CNET went up and down throughout their review, and understandably so. The Cube’s appeal ends at its simplicity, which limits its abilities. The software that comes with the Cube is SO simple that the printer seems locked down; the hardware can’t be upgraded or easily modified. The marketing of this printer is very consumer driven, so hobbyists may get the impression that they’re working with Mega Blocks rather than an Erector Set. Configuring for specific prints is not an option; quality is hit and miss because of this. Larger models and the ones that come from Cubify (for a price) come out well, partly due to the proprietary bed adhesive (that you also have to pay for) that keeps your object from peeling and sliding. If your model doesn’t print well though, there’s little you can do besides redesigning it in your CAD software.
Unfortunately, I’ve saved the worst for last. The Cube eats money. Most 3D printers don’t have a need for a proprietary glue. I don’t really see how the filament cartridges are easier to handle than any other spool, yet they cost more. When you register your Cube online (mandatory), you’re met with ads to buy digital models, despite the fact that free models are offered from Thingiverse. These “features” seem more concerned with taking your cash than with giving you an improved experience.

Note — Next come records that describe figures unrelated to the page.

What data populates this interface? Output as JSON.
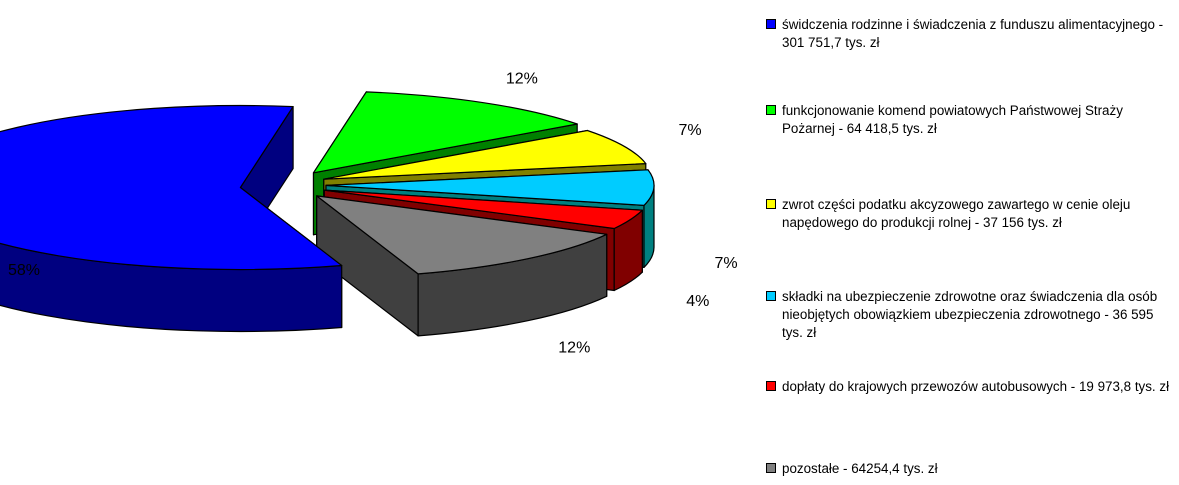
{
  "chart_data": {
    "type": "pie",
    "categories": [
      "świdczenia rodzinne i świadczenia z funduszu alimentacyjnego - 301 751,7 tys. zł",
      "funkcjonowanie komend powiatowych Państwowej Straży Pożarnej - 64 418,5 tys. zł",
      "zwrot części podatku akcyzowego zawartego w cenie oleju napędowego do produkcji rolnej - 37 156 tys. zł",
      "składki na ubezpieczenie zdrowotne oraz świadczenia dla osób nieobjętych obowiązkiem ubezpieczenia zdrowotnego - 36 595 tys. zł",
      "dopłaty do krajowych przewozów autobusowych - 19 973,8 tys. zł",
      "pozostałe - 64254,4 tys. zł"
    ],
    "values": [
      301751.7,
      64418.5,
      37156,
      36595,
      19973.8,
      64254.4
    ],
    "percent_labels": [
      "58%",
      "12%",
      "7%",
      "7%",
      "4%",
      "12%"
    ],
    "colors": [
      "#0000ff",
      "#00ff00",
      "#ffff00",
      "#00ccff",
      "#ff0000",
      "#808080"
    ],
    "side_colors": [
      "#000080",
      "#008000",
      "#808000",
      "#008080",
      "#800000",
      "#404040"
    ],
    "legend_position": "right",
    "exploded": true,
    "three_d": true
  }
}
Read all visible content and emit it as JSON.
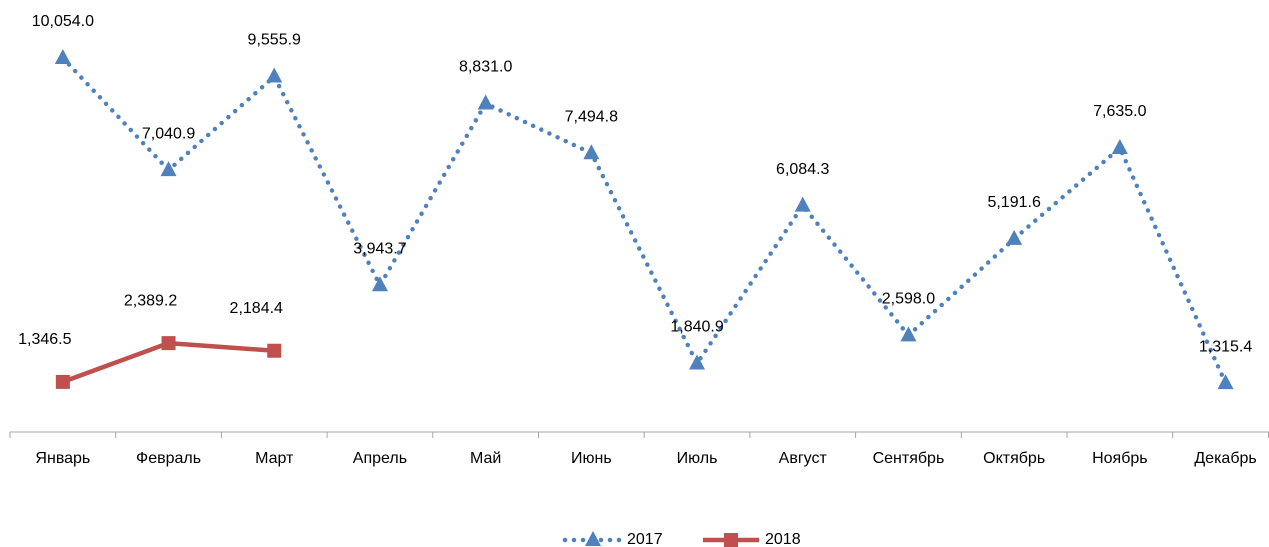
{
  "chart_data": {
    "type": "line",
    "categories": [
      "Январь",
      "Февраль",
      "Март",
      "Апрель",
      "Май",
      "Июнь",
      "Июль",
      "Август",
      "Сентябрь",
      "Октябрь",
      "Ноябрь",
      "Декабрь"
    ],
    "series": [
      {
        "name": "2017",
        "color": "#4f81bd",
        "marker": "triangle",
        "dash": "dotted",
        "values": [
          10054.0,
          7040.9,
          9555.9,
          3943.7,
          8831.0,
          7494.8,
          1840.9,
          6084.3,
          2598.0,
          5191.6,
          7635.0,
          1315.4
        ],
        "value_labels": [
          "10,054.0",
          "7,040.9",
          "9,555.9",
          "3,943.7",
          "8,831.0",
          "7,494.8",
          "1,840.9",
          "6,084.3",
          "2,598.0",
          "5,191.6",
          "7,635.0",
          "1,315.4"
        ]
      },
      {
        "name": "2018",
        "color": "#c0504d",
        "marker": "square",
        "dash": "solid",
        "values": [
          1346.5,
          2389.2,
          2184.4,
          null,
          null,
          null,
          null,
          null,
          null,
          null,
          null,
          null
        ],
        "value_labels": [
          "1,346.5",
          "2,389.2",
          "2,184.4",
          null,
          null,
          null,
          null,
          null,
          null,
          null,
          null,
          null
        ]
      }
    ],
    "legend": "bottom"
  }
}
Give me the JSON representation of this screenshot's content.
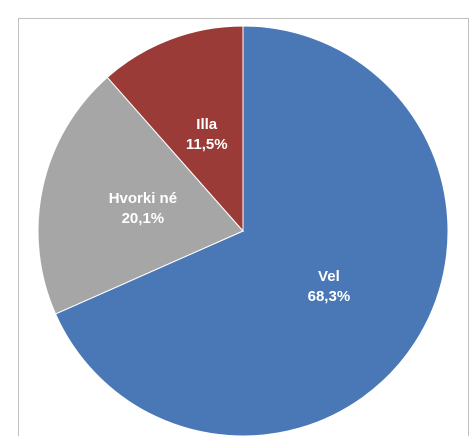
{
  "chart_data": {
    "type": "pie",
    "categories": [
      "Vel",
      "Hvorki né",
      "Illa"
    ],
    "values": [
      68.3,
      20.1,
      11.5
    ],
    "value_labels": [
      "68,3%",
      "20,1%",
      "11,5%"
    ],
    "colors": [
      "#4a78b6",
      "#a6a6a6",
      "#9b3b37"
    ]
  }
}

While the Cube is user friendly, I’m not convinced it’s the most easy to use 3D printer, but there’s certainly a hefty convenience fee attached to it. Unless you’re quite overwhelmed by the technical aspects of 3D printing, I feel that this printer’s technical limitations will be a constraint. It is adorable though.
It’s good to see CNET reviewing 3D printers too, as they previously reviewed the MakerBot Replicator. Getting 3D printing into the mainstream will be furthered by the big tech firms shining their spotlights on the printers themselves.